7 December 2015
- From the section Wales politics BBC News
Wales will get an extra £755m over five years as a result of money being spent on the HS2 high-speed rail line in England, the Welsh government has said.
Plaid Cymru has campaigned for Wales to get some of the cash under the Barnett formula rules for public spending.
The party accused Welsh Labour of not pursuing a share of HS2’s budget, which some have claimed could reach £80bn.
The Welsh government denied the claim, saying ministers had called for a “fair share” of the extra transport funding.
The new high-speed line, linking London to Birmingham by 2026, with routes to Manchester and Leeds by 2033, is officially predicted to cost £55.7bn, according to the Department for Transport.

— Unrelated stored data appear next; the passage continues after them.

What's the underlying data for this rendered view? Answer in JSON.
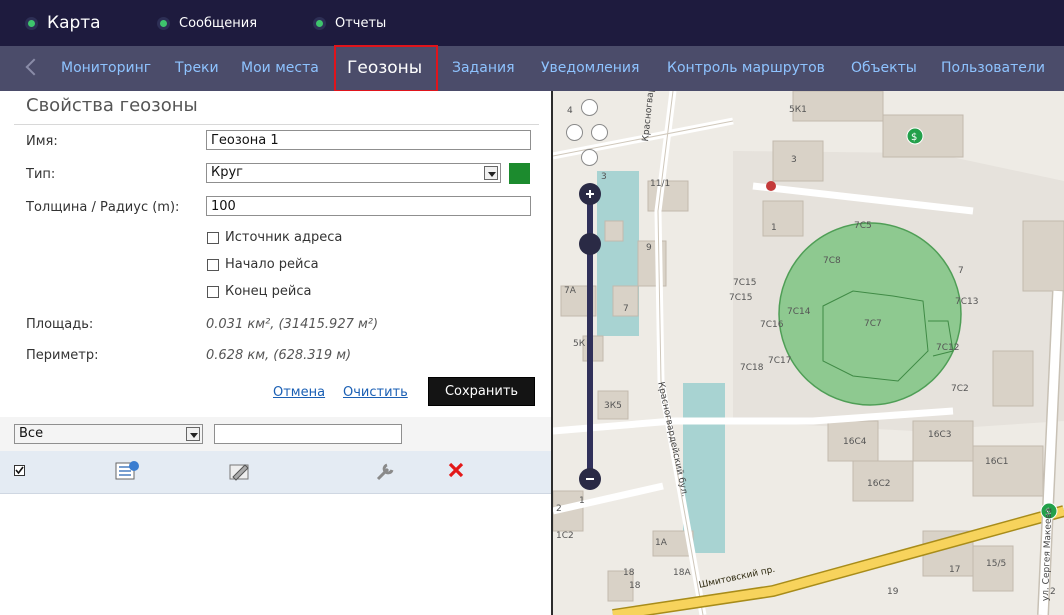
{
  "topbar": {
    "items": [
      "Карта",
      "Сообщения",
      "Отчеты"
    ]
  },
  "nav": {
    "tabs": [
      "Мониторинг",
      "Треки",
      "Мои места",
      "Геозоны",
      "Задания",
      "Уведомления",
      "Контроль маршрутов",
      "Объекты",
      "Пользователи"
    ],
    "active": "Геозоны"
  },
  "panel": {
    "title": "Свойства геозоны",
    "name_label": "Имя:",
    "name_value": "Геозона 1",
    "type_label": "Тип:",
    "type_value": "Круг",
    "radius_label": "Толщина / Радиус (m):",
    "radius_value": "100",
    "checkbox_address": "Источник адреса",
    "checkbox_start": "Начало рейса",
    "checkbox_end": "Конец рейса",
    "area_label": "Площадь:",
    "area_value": "0.031 км², (31415.927 м²)",
    "perimeter_label": "Периметр:",
    "perimeter_value": "0.628 км, (628.319 м)",
    "cancel_label": "Отмена",
    "clear_label": "Очистить",
    "save_label": "Сохранить",
    "zone_color": "#1c8b2e"
  },
  "filter": {
    "select_value": "Все"
  },
  "list_icons": [
    "checkbox-checked-icon",
    "geofence-properties-icon",
    "geofence-edit-icon",
    "wrench-icon",
    "delete-x-icon"
  ],
  "map": {
    "labels": [
      "5К1",
      "3",
      "11/1",
      "1",
      "9",
      "7С5",
      "7С8",
      "7",
      "7С15",
      "7С15",
      "7С14",
      "7С16",
      "7С7",
      "7С13",
      "7С12",
      "7С17",
      "7С18",
      "7С2",
      "7А",
      "7",
      "5К",
      "3К5",
      "16С4",
      "16С3",
      "16С1",
      "16С2",
      "1",
      "2",
      "1С2",
      "1А",
      "18",
      "18",
      "18А",
      "17",
      "15/5",
      "19",
      "2",
      "4",
      "3"
    ],
    "streets": [
      "Красногвардейский бул.",
      "Красногвардейский бул.",
      "Шмитовский пр.",
      "ул. Сергея Макеева"
    ],
    "geofence_color": "#6cbf73"
  }
}
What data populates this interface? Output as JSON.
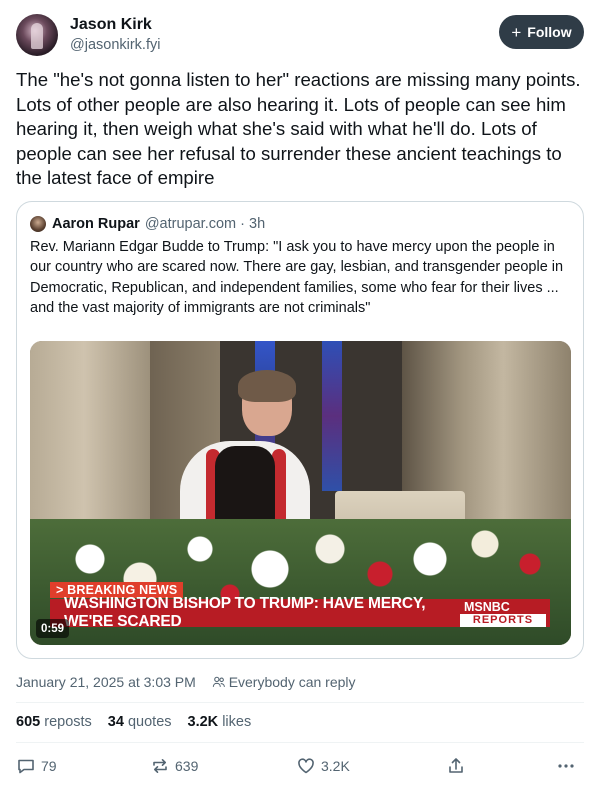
{
  "author": {
    "name": "Jason Kirk",
    "handle": "@jasonkirk.fyi",
    "follow_label": "Follow"
  },
  "post": {
    "text": "The \"he's not gonna listen to her\" reactions are missing many points. Lots of other people are also hearing it. Lots of people can see him hearing it, then weigh what she's said with what he'll do. Lots of people can see her refusal to surrender these ancient teachings to the latest face of empire"
  },
  "quote": {
    "name": "Aaron Rupar",
    "handle": "@atrupar.com",
    "time": "3h",
    "text": "Rev. Mariann Edgar Budde to Trump: \"I ask you to have mercy upon the people in our country who are scared now. There are gay, lesbian, and transgender people in Democratic, Republican, and independent families, some who fear for their lives ... and the vast majority of immigrants are not criminals\"",
    "video": {
      "breaking_label": "> BREAKING NEWS",
      "headline": "WASHINGTON BISHOP TO TRUMP: HAVE MERCY, WE'RE SCARED",
      "network": "MSNBC",
      "network_sub": "REPORTS",
      "duration": "0:59"
    }
  },
  "meta": {
    "date": "January 21, 2025 at 3:03 PM",
    "reply_setting": "Everybody can reply"
  },
  "stats": {
    "reposts_count": "605",
    "reposts_label": "reposts",
    "quotes_count": "34",
    "quotes_label": "quotes",
    "likes_count": "3.2K",
    "likes_label": "likes"
  },
  "actions": {
    "reply_count": "79",
    "repost_count": "639",
    "like_count": "3.2K"
  },
  "colors": {
    "follow_bg": "#2f3c47",
    "muted_text": "#536471",
    "border": "#cfd9de",
    "news_red": "#b71c24"
  }
}
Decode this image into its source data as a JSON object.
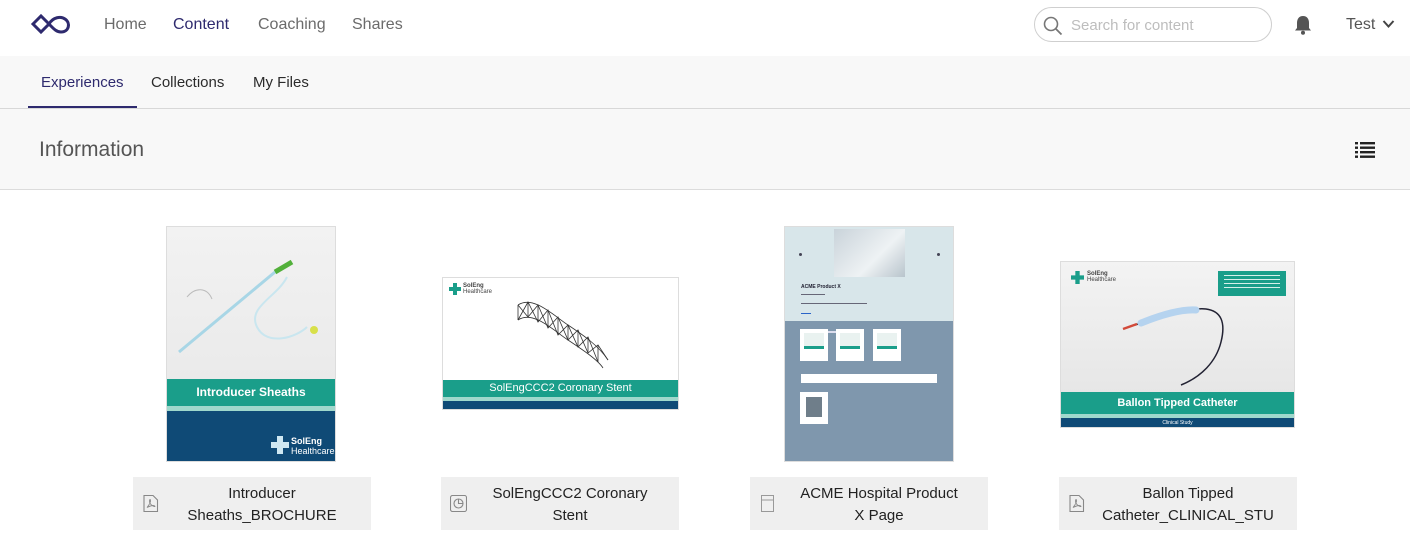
{
  "topnav": {
    "items": [
      "Home",
      "Content",
      "Coaching",
      "Shares"
    ],
    "active": "Content",
    "search_placeholder": "Search for content",
    "user": "Test"
  },
  "subtabs": {
    "items": [
      "Experiences",
      "Collections",
      "My Files"
    ],
    "active": "Experiences"
  },
  "section": {
    "title": "Information"
  },
  "cards": [
    {
      "title": "Introducer Sheaths_BROCHURE",
      "title_lines": [
        "Introducer",
        "Sheaths_BROCHURE"
      ],
      "file_icon": "pdf-icon",
      "thumb_band": "Introducer Sheaths",
      "thumb_logo": [
        "SolEng",
        "Healthcare"
      ]
    },
    {
      "title": "SolEngCCC2 Coronary Stent",
      "title_lines": [
        "SolEngCCC2 Coronary",
        "Stent"
      ],
      "file_icon": "presentation-icon",
      "thumb_band": "SolEngCCC2 Coronary Stent",
      "thumb_logo": [
        "SolEng",
        "Healthcare"
      ]
    },
    {
      "title": "ACME Hospital Product X Page",
      "title_lines": [
        "ACME Hospital Product",
        "X Page"
      ],
      "file_icon": "page-icon",
      "thumb_heading": "ACME Product X"
    },
    {
      "title": "Ballon Tipped Catheter_CLINICAL_STU",
      "title_lines": [
        "Ballon Tipped",
        "Catheter_CLINICAL_STU"
      ],
      "file_icon": "pdf-icon",
      "thumb_band": "Ballon Tipped Catheter",
      "thumb_subband": "Clinical Study",
      "thumb_logo": [
        "SolEng",
        "Healthcare"
      ]
    }
  ],
  "colors": {
    "accent": "#2e2a6e",
    "teal": "#1a9e8a",
    "navy": "#0f4a76"
  }
}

Jonathan Edwards, Plaid Cymru MP for Carmarthen West and Dinefwr, accused First Minister Carwyn Jones of trying to “pull the wool over our eyes” about Welsh Labour’s attempts to ensure a fair share of extra rail funding.
“It’s bad enough that Labour MPs from Wales supported the project despite being fully aware that it will suck hundreds of millions of pounds out of the Welsh economy each and every year,” he said.

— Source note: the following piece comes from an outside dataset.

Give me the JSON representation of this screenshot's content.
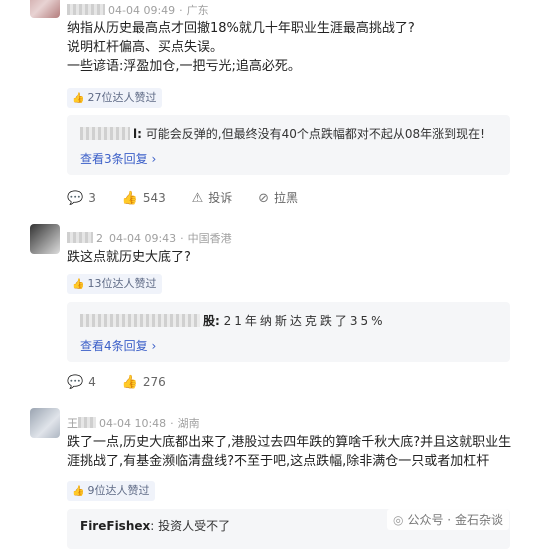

“Now, however, the First Minister and his party have been exposed as having done nothing to back up their rhetoric.”
‘Significant additional funding’
A Welsh government spokesman rejected “misleading statements” and said ministers had ensured Wales would get extra money as a result of HS2.

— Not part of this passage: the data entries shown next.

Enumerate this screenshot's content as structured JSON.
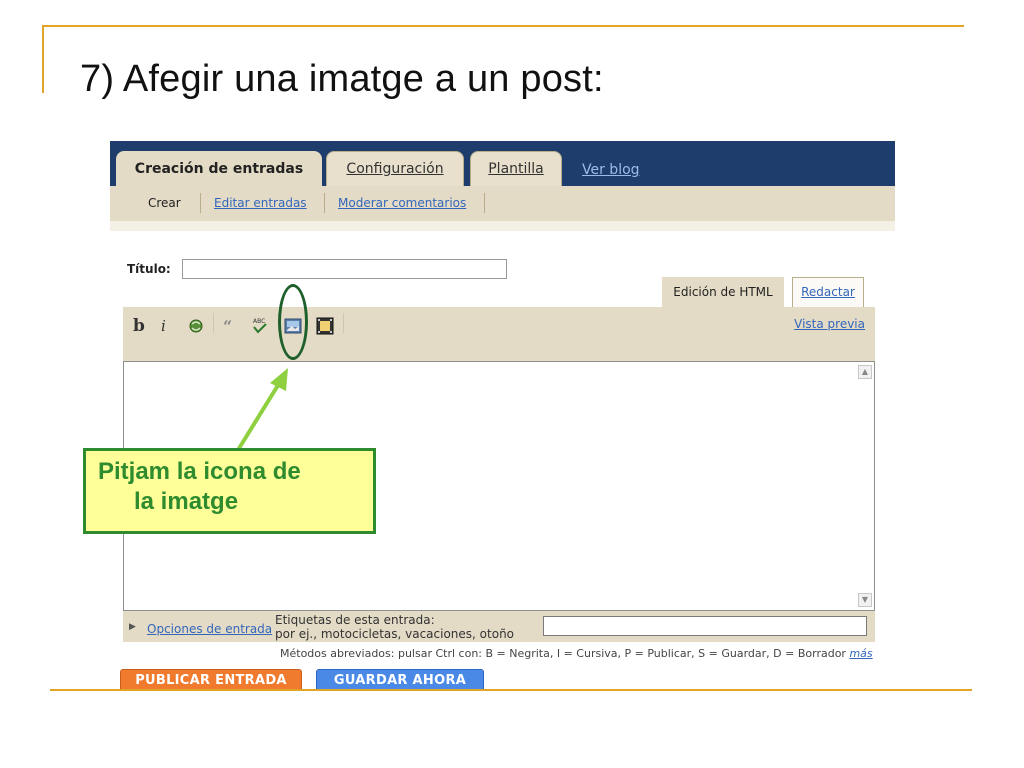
{
  "slide": {
    "title": "7) Afegir una imatge a un post:"
  },
  "main_tabs": [
    {
      "label": "Creación de entradas",
      "active": true
    },
    {
      "label": "Configuración",
      "active": false
    },
    {
      "label": "Plantilla",
      "active": false
    },
    {
      "label": "Ver blog",
      "active": false
    }
  ],
  "sub_tabs": [
    {
      "label": "Crear",
      "active": true
    },
    {
      "label": "Editar entradas",
      "active": false
    },
    {
      "label": "Moderar comentarios",
      "active": false
    }
  ],
  "post": {
    "title_label": "Título:",
    "title_value": ""
  },
  "editor": {
    "mode_tabs": {
      "html": "Edición de HTML",
      "compose": "Redactar"
    },
    "toolbar": {
      "bold": "b",
      "italic": "i",
      "quote": "“",
      "icons": [
        "link-icon",
        "quote-icon",
        "spellcheck-icon",
        "image-icon",
        "video-icon"
      ]
    },
    "preview": "Vista previa",
    "body": ""
  },
  "options": {
    "link": "Opciones de entrada",
    "labels_title": "Etiquetas de esta entrada:",
    "labels_hint": "por ej., motocicletas, vacaciones, otoño",
    "labels_value": ""
  },
  "shortcuts": {
    "text": "Métodos abreviados: pulsar Ctrl con: B = Negrita, I = Cursiva, P = Publicar, S = Guardar, D = Borrador",
    "more": "más"
  },
  "buttons": {
    "publish": "PUBLICAR ENTRADA",
    "save": "GUARDAR AHORA"
  },
  "callout": {
    "line1": "Pitjam la icona de",
    "line2": "la imatge"
  },
  "colors": {
    "accent_line": "#e0a526",
    "nav_bg": "#1e3c6c",
    "panel_bg": "#e3dbc6",
    "publish": "#f07a2e",
    "save": "#4a8ae6",
    "callout_border": "#2e8b2e",
    "callout_bg": "#ffff99"
  }
}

“Wales will receive a Barnett consequential of over £755m over the next 5 years because of increased UK Department for Transport budgets, a consequence of the investment being made in HS2,” he said.
“The way Barnett works is that we get a share of the departmental spend for transport – not individual programmes.
“The devolution settlement differs for Wales, Scotland and Northern Ireland – for example rail infrastructure is devolved to Scotland and Northern Ireland but not to Wales.
“As a result, the mechanics of the Barnett formula are a bit different for each administration and additional funding is allocated somewhat differently.
“But the fact is that Wales has received significant additional funding over this SR (Spending Review) period as a result of increases in the Department for Transport budget which in large part arise from funding for HS2.”